N’étant pas très habile dans ces domaines, le rabbin ne savait pas quoi faire. Finalement, n’ayant pas d’autre choix, il fut obligé d’embaucher un non-juif pour construire sa soukkah. Mais l’homme ne possédait pas les outils nécessaires, et Rabbi Pin’has ne pouvait pas en emprunter auprès des Juifs du quartier tellement ils le détestaient. Finalement, sa femme a dû aller les emprunter, et cela même fut difficile à obtenir en raison de l’attitude qui prévalait à l’égard de son mari. Dans les quelques heures qui restaient avant le début de la fête, ils réussirent quand même à ériger une fragile structure.
Alors que le soleil se glissait entre les arbres de la forêt et que la rebbetsen allumait les bougies de fête, Rabbi Pin’has courut à la synagogue. Malgré ses habitudes solitaires, il mettait toujours un point d’honneur à assister aux prières communautaires lors des fêtes ; de plus, il ne voulait pas rater l’occasion de trouver un invité pour le repas de fête, l’hospitalité étant tellement liée à l’essence même de la fête.
En ces temps là en Europe, les gens qui désiraient une invitation à un repas se tenaient à l’arrière de la synagogue à l’issue de la prière. En sortant, les chefs de famille les invitaient, heureux d’accomplir si facilement la mitsva de l’hospitalité. Mais malheureusement, ce ne fut pas aussi simple pour Rabbi Pin’has. Même ceux qui n’avaient pas où manger et espéraient de tout cœur être invités dans une soukkah pour le repas de la fête, rejetèrent son invitation sans arrière-pensée. Finalement, tous ceux qui cherchaient un endroit et tous ceux qui voulaient un invité furent satisfaits, excepté le tsadik, Rabbi Pin’has.
Il rentra seul à la maison, le cœur lourd et un peu secoué à l’idée qu’il n’aurait peut-être plus jamais d’invité, pas même pour le repas de la première nuit de Soukkot. Hélas, cela aussi faisait partie du prix de sa liberté.... Cela en valait la peine, n’est-ce pas ?

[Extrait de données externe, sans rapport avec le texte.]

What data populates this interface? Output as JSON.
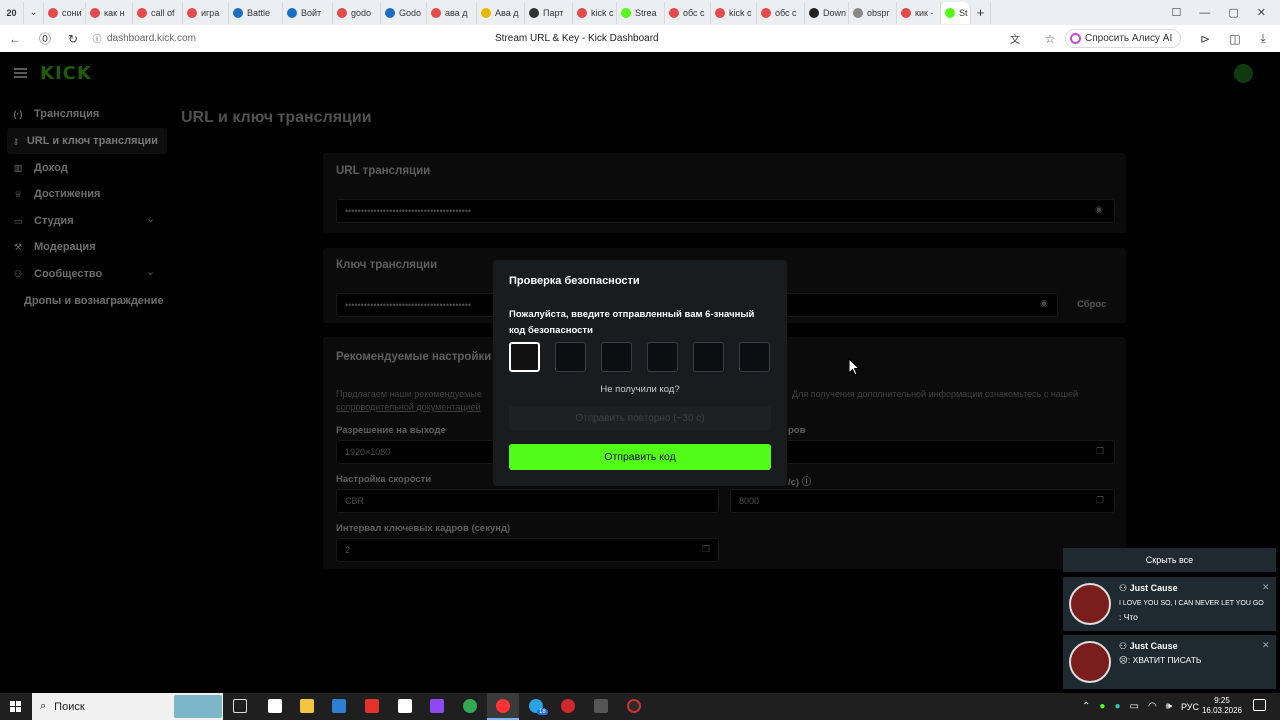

S’arrêtant juste à l’entrée de sa soukkah, Rabbi Pin’has commença à chanter l’invitation traditionnelle aux Oushpizine, les sept invités célestes qui rendent visite à chaque soukkah juive. Bien que rares étaient ceux qui pouvaient voir de leurs yeux ces éminents visiteurs, Rabbi Pin’has était assurément l’un des quelques privilégiés qui avaient cette chance d’année en année. Cette année-là, il leva les yeux et vit le patriarche Abraham – le premier des Oushpizine et donc l’invité d’honneur de la première nuit de la fête – debout devant la porte de la soukkah, gardant ses distances.
Rabbi Pin’has lui cria dans l’angoisse : « Père Abraham ! Pourquoi ne rentres-tu pas dans ma soukkah ? Quel est mon péché ? »
Le patriarche répondit : « Je suis l’incarnation du ‘Hessed, qui est de servir D.ieu par des actes de bonté. L’hospitalité était ma spécialité. Je ne rejoindrais pas une table où il n’y a pas d’invités. »
Dépité, Rabbi Pin’has réorganisa rapidement ses priorités. Il pria pour que tout soit rétabli comme auparavant, et qu’il trouve grâce aux yeux de ses semblables exactement comme avant. À nouveau, sa prière fut exaucée. En peu de temps, une foule de gens se présenta à sa porte, recherchant son conseil, sollicitant son soutien, demandant ses prières et implorant sa bénédiction. Il ne pouvait plus consacrer tout ou même la majorité de son temps à son étude de la Torah, à la prière et à la méditation. Mais grâce à ses saints invités de Soukkot, ce n’était plus considéré comme un problème.